At Central, we’ve grown over 35% as a ministry since the recession started, but our overall budget in those three years has decreased. We thought we were lean before, now we’re beyond lean. We’re in a new paradigm of how to do ministry altogether. As my friend Mark Driscoll puts it, “Jud, you guys in Vegas are college broke.” In this season of restriction, our church is seeing people grow faster spiritually, and we’re watching new people come to faith in greater numbers than we ever have before. Both of these things are facilitated by the very restriction that frustrates us.

Here are a couple practical ways we learned to see restriction as opportunity.

1. Fight the Martyr Mentality
A martyr mentality focuses on what I don’t have rather than what I do. It is easy to look back on “the good ole’ days” and long for them or to compare ourselves to other ministries in frustration. We think… “We just don’t have the building they have or we can’t attract the talent they can or we just don’t have the money like they do. We aren’t in an affluent area like they are.”

It’s the martyr mentality. We did that for too long at Central. We walked around and thought, “We don’t have any money. It’s all falling apart. The world is ending. What are we going to do?” We finally had to shift beyond that and say, “No more.” No more comparing. No more wallowing and no more whining. We have all we need to impact our community in precisely the way God desires. When we stopped focusing on what we didn’t have and focused on what we did, it was remarkable. We did not have the resources to staff as full as we used to, but the opportunity in it was that unemployment was high so many people in our church had time.

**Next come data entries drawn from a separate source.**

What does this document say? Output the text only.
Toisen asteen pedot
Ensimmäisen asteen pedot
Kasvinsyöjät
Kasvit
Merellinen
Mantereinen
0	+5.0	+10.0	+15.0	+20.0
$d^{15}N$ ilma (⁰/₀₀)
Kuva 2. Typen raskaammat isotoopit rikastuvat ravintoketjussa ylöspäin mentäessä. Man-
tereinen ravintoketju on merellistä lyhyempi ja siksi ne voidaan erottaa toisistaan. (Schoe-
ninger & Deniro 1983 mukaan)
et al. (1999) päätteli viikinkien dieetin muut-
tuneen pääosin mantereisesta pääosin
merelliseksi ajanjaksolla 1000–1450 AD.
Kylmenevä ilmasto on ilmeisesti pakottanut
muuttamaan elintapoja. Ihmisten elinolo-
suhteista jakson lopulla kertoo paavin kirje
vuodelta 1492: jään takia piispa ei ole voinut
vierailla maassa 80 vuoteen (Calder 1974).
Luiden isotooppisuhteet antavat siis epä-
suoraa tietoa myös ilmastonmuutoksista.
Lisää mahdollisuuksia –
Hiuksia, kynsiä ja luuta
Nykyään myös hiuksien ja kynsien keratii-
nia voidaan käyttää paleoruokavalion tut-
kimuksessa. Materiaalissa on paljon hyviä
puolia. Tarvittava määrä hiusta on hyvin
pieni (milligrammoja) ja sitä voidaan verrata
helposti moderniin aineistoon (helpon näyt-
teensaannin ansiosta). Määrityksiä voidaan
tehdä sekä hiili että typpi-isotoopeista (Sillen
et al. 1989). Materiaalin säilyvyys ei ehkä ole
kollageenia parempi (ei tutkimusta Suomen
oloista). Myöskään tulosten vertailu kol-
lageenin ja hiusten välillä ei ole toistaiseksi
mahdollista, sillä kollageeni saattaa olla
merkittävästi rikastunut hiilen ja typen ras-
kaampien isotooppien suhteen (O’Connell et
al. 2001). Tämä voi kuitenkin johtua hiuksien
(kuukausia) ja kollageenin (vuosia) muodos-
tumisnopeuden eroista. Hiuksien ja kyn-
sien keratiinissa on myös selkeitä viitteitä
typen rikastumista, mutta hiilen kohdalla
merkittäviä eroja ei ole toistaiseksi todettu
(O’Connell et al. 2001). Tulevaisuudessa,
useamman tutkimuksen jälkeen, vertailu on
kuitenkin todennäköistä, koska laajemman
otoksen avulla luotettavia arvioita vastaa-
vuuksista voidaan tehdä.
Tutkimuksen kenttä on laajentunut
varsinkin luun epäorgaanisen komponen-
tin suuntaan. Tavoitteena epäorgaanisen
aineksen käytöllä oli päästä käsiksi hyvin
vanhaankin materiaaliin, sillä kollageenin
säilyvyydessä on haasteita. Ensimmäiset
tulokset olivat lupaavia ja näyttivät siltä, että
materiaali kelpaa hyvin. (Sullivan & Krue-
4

We now have dozens of people who work full-time at Central as staff, but they don’t get paid. They are looking for work, but in the process they are using their gifts to give back. Our facility was looking pretty bad due to not spending resources for upkeep. But the opportunity was to involve hundreds of volunteers to keep up our campus. This kind of community ownership is a huge opportunity for churches facing restriction. You can get the ministry done, but you’ll have to rely more and more on others to do it.

2. Find the Yes
When you are in restriction, the answer to most new ideas and innovative programs is no. We start out saying, “Can we do this? No. How about that? No. There is no money. There isn’t enough space. There isn’t enough staff.” Pretty soon your team stops asking. They think it and then answer their own thought—NO. The next step is to stop thinking those thoughts all together. Now the team is completely in neutral.

We went through this cycle over the last three years. We had to eventually get everyone together and say, “The answer is yes. We aren’t starting with no anymore. Yes, we’re going to figure it out. Yes, we’re going to find a way. Yes, we’re not going to say no immediately. Yes, we’re going to explore it. Yes, we’re going to try and do it without money.”

Some of our best ideas came from finding the yes in restriction—from launching church campuses in prisons, to beginning an Online Campus with virtually no financial expense, to an extensive internship program for people considering ministry and to expanding our staff to include many full-time volunteers.

Over the last couple years, Acts 3:6 has meant more to me. Peter and John are walking and they come to a beggar outside the Temple. He looks at them expecting to get something. Peter said, Acts 3:6 (New Living Translation): But Peter said, “I don’t have any silver or gold for you. But I’ll give you what I have. In the name of Jesus Christ the Nazarene, get up and walk!” God is not calling you to give what you don’t have. Peter says, “I’ll give you what I have.” What we have is the power of the gospel of Jesus Christ, which is far more important than the coolest church band, lights or graphics. What we have is the power of the gospel that can transform people’s lives. Like Peter we say, I don’t have ________ , but I’ll give what I have, in the name of Jesus, rise up.

Stop looking around at what you lack and share what you have in the power and love of Jesus. You’ll find that restriction is God’s opportunity waiting to happen.